What famous nineteenth-century French novelist published a plagiarized work under the pseudonym Bombet?

Stendhal, best known for his novels The Red and the Black and The Charterhouse of Parma, plagiarized his work The Lives of Haydn, Mozart, and Metastasio with material from two biographies and a eulogy. When the plagiarism was discovered, Stendhal defended the nonexistent Bombet in letters signed by an equally nonexistent Bombet Jr.


Under what title do we know the book that was originally published as Murder in the Calais Coach?


Agatha Christie's Murder on the Orient Express was originally called Murder in the Calais Coach for the first several editions of the classic title.
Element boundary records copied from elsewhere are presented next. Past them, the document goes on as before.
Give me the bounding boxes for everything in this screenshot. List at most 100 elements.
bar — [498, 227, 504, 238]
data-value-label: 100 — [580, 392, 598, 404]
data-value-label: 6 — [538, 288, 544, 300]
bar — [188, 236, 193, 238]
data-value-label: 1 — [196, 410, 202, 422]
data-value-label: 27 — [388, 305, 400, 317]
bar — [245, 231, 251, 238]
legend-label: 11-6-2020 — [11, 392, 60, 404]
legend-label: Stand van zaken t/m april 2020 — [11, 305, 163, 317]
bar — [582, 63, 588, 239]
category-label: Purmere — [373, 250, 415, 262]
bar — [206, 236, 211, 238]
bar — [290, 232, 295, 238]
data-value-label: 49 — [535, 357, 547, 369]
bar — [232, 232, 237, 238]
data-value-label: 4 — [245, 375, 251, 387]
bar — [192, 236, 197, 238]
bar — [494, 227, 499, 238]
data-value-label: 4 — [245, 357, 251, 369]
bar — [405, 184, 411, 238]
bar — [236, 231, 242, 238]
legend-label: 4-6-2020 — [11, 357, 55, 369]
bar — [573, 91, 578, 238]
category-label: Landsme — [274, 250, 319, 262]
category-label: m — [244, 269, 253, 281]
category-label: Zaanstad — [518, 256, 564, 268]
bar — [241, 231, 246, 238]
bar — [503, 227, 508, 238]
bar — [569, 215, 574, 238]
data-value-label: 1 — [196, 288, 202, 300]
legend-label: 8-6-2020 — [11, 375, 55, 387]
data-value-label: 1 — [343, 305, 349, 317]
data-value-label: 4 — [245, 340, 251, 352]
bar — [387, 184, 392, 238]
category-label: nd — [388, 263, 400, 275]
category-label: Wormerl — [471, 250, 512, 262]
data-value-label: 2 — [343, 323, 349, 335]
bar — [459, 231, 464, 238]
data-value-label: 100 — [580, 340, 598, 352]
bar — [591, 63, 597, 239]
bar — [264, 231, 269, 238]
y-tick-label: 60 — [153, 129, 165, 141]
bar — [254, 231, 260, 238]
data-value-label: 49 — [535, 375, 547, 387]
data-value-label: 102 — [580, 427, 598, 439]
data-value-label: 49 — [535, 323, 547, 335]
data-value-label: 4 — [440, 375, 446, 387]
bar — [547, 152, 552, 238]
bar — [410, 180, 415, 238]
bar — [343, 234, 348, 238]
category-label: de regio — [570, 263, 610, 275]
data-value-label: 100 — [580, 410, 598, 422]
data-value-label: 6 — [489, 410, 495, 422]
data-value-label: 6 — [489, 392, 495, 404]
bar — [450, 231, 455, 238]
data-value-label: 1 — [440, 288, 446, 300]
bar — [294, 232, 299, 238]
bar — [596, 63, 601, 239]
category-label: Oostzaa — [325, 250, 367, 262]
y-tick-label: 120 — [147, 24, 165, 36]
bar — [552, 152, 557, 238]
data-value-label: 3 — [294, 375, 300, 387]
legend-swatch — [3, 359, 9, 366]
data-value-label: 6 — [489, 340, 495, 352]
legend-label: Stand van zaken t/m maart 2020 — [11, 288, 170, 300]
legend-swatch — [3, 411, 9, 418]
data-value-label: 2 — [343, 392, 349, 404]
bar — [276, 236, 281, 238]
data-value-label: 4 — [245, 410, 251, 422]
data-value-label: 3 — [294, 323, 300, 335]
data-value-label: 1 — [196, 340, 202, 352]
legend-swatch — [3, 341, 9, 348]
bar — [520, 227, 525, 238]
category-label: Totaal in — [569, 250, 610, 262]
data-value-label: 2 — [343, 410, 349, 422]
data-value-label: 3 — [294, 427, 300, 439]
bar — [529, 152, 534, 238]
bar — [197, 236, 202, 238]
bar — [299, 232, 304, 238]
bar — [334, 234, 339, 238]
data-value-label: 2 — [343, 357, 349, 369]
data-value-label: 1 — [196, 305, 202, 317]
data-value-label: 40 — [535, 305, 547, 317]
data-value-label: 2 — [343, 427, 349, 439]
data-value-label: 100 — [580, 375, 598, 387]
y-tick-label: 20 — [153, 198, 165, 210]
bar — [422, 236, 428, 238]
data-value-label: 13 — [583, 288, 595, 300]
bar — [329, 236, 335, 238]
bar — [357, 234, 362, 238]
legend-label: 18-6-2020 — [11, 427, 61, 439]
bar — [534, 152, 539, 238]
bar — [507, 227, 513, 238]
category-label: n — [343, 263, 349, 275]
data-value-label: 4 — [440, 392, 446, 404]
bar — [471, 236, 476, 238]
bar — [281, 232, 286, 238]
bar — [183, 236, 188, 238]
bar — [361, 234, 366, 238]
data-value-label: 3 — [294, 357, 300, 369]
Where did the word "dunce” originate?


The word "dunce" is derived from name of John Duns Scotus, one of the greatest minds of the late 13th century. The term was coined two centuries later by those who disagreed with Scotus' teachings calling any of his followers a "Duns man" or "dunce" — a man who was dull-witted, or incapable of scholarship.


Which famous American playwright choked to death on an eye drop bottle cap?


Tennesee Williams’ cause of death was choking on an eye drop bottle cap in his room at the Hotel Elysee in New York. While holding the cap in his mouth, Williams leaned back to place eye drops in each eye and accidentally swallowed the cap. The police report suggests his use of drugs and alcohol contributed to his death by diminishing his gag reflex.


The first Encyclopedia Britannica, published in 1771, devoted its first volume to "A" and "B." How many additional volumes did it take to cover "C" through "Z"?


Only two.



2 comments:

Stephanie Polukis said...

2. Dr. Watson was a woman.

Keith Bergstrom said...

1. Well, I know that cwm is a word, but I dispute that "w" doesn't behave as a vowel in that word.

3. The Hugo is the award for the best science fiction works of a year.